Yargıtay Kararı 15. Hukuk Dairesi 2014/1041 E. 2014/6767 K. 24.11.2014 T.

YARGITAY KARARI
DAİRE : 15. Hukuk Dairesi
ESAS NO : 2014/1041
KARAR NO : 2014/6767
KARAR TARİHİ : 24.11.2014

Mahkemesi : Kuşadası 2. Asliye Hukuk Hakimliği
Tarihi : 25.09.2013
Numarası : 2009/122-2013/447

Yukarıda tarih ve numarası yazılı hükmün temyizen tetkiki davalılar vekili tarafından istenmiş ve temyiz dilekçesinin süresi içinde verildiği anlaşılmış olmakla dosyadaki kağıtlar okundu gereği konuşulup düşünüldü:
– K A R A R –
Dava, eser sözleşmesinden kaynaklanan 17.000,00 TL tutarlı çekden dolayı açılan menfi tespit davasıdır. Davalı vekili davanın reddini dilemiş, mahkemece davanın kısmen kabulüne dair verilen karar, davalılar vekili tarafından temyiz edilmiştir.
Taraflar arasındaki uyuşmazlık eser sözleşmesinden kaynaklanmaktadır.
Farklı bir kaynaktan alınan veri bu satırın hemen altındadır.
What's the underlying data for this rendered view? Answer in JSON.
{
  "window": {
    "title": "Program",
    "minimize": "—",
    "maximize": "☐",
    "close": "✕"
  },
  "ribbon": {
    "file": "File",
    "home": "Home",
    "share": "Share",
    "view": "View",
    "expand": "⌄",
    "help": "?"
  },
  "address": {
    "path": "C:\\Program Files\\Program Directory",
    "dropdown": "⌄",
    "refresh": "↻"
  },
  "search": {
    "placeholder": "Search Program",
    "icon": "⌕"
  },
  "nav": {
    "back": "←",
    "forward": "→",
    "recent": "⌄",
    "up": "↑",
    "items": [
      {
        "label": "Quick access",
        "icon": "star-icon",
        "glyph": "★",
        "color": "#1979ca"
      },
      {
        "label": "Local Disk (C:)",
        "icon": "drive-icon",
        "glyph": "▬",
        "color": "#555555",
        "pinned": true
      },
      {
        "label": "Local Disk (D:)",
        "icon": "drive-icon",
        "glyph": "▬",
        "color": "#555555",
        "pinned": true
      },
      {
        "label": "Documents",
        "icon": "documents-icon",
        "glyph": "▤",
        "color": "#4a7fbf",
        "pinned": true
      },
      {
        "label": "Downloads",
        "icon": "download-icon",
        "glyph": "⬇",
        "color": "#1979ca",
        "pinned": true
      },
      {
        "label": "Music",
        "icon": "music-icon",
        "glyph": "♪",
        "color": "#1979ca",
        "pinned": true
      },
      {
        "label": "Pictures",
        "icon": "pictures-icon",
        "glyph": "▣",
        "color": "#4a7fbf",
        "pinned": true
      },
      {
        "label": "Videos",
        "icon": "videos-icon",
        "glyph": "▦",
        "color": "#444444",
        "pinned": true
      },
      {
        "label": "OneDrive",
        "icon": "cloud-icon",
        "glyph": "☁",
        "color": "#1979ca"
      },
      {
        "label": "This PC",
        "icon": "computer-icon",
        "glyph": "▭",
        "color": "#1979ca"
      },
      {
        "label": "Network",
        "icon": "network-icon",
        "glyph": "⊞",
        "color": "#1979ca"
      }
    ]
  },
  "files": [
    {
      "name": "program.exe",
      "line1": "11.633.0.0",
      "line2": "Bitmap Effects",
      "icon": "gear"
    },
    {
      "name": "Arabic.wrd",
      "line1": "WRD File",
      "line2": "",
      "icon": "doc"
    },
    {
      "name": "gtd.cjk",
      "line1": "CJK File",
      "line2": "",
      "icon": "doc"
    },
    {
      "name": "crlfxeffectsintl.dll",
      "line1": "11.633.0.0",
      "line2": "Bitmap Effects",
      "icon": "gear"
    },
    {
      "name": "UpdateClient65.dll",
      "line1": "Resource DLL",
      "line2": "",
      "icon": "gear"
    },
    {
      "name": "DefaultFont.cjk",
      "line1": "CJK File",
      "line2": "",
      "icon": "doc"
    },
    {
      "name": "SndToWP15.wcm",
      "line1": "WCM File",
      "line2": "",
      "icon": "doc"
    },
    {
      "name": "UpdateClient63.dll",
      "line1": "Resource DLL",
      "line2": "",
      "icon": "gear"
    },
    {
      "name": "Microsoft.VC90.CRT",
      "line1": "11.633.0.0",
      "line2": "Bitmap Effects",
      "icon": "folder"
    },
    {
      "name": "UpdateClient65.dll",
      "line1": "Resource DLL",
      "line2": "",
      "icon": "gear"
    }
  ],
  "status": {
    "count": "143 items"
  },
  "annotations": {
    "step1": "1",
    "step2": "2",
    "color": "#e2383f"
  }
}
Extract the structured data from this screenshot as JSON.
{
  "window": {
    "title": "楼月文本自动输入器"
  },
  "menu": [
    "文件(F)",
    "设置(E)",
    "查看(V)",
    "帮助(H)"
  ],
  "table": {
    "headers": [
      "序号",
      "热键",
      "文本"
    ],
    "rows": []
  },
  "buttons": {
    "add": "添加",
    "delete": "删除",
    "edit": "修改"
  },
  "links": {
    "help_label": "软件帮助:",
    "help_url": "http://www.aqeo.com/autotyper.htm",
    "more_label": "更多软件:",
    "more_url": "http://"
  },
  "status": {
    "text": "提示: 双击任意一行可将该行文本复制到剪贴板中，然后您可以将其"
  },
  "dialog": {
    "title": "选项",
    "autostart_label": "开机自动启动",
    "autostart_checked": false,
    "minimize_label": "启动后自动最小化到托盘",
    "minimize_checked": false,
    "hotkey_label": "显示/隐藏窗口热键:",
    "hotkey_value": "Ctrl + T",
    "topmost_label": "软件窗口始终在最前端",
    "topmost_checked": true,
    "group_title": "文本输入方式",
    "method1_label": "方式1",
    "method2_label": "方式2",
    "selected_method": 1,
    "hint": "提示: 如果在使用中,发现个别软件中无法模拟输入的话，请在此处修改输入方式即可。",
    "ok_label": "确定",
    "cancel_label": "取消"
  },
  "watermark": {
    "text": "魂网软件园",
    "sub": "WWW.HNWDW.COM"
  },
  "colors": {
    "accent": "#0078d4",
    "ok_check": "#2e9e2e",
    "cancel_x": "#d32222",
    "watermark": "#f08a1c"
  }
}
Davacı, eşi Hülya’nın dava dışı kooperatife üyeliğinin bulunduğunu, Kooperatif Yönetim Kurulu Başkanı olan davalı M.. E..’ün aynı zamanda yüklenici de olduğunu, dairelere yapılacak bir kısım işler için 2008 yılı Aralık ayında masraf isteminde bulunduğunu, bu amaçla nakit ödemeler de yaptığını, ancak bakiye 17.000,00 TL miktar için çek vermek istediğini, eşi P.. E.. adına düzenlenmesini istediğinden bahse konu çeki güven ilişkisine dayalı olarak Pembe adına düzenlediğini, ancak işlerin yapılmadığını, ileri sürerek 17.000,00 TL’lik çek nedeniyle borçlu olmadığının tespitini istemiş, 20.7.2011 tarihli celsede ise, davaya istirdat davası olarak devam ettiklerini bildirmiştir. Davacı taraf delil listesinde 03.09.2008 tarihli imzalı belgeye de dayanmıştır. Mahkemece, ibraz edilen sözleşmedeki imzaya davalı yanca itiraz edilmesi üzerine, bu kez 12.09.2012 tarihli ara kararıyla 300,00 TL avans yatırmak üzere davalı tarafa iki haftalık kesin süre verilmiş, avansın yatırılmaması üzerine bu kez, 29.05.2013 tarihli celsede toplam 230,00 TL avans yatırmak üzere iki haftalık süre verilmiş, verilen süre içerisinde avansın yatırılmadığından bahisle davanın kısmen kabulü ile, 16.350,00 TL’nin davalılardan tahsiline karar verilmiştir. Oysa, dosya içerisinde bulunan 19.06.2013 tarihli makbuz ile delil avansının süresinde yatırıldığı anlaşıldığından, öncelikle, sözleşmedeki imzanın davalı M.. E..’e ait olup olmadığı konusunda rapor alınmalı, sözleşmedeki imzanın adı geçen davalıya ait olduğunun anlaşılması halinde götürü bedel üzerinden tarafların anlaştığı gözetilerek (BK’nın 365), gerçekleşen fiziki oranı saptanarak götürü bedele uygulanmak suretiyle davalı alacağı bulunmalı, aksi halde, BK’nın 366. maddesi uyarınca, yapılan imalatın yapıldığı tarihteki piyasa fiyatlarıyla bedeli hesaplattırılarak fazla ödeme varsa davalılardan birlikte tahsil kararı verilmelidir. Eksik incelemeyle ve bilirkişi masrafının süresinde yatırılmadığından bahisle yazılı şekilde hüküm kurulması doğru olmamış, kararın bozulması uygun bulunmuştur.
SONUÇ:Yukarıda açıklanan nedenlerle, temyiz olunan kararın davalılar yararına BOZULMASINA, fazla alınan temyiz peşin harcının istek halinde temyiz eden davalılara geri verilmesine, karara karşı tebliğ tarihinden itibaren 15 gün içinde karar düzeltme isteminde bulunulabileceğine 24.11.2014 gününde oybirliğiyle karar verildi.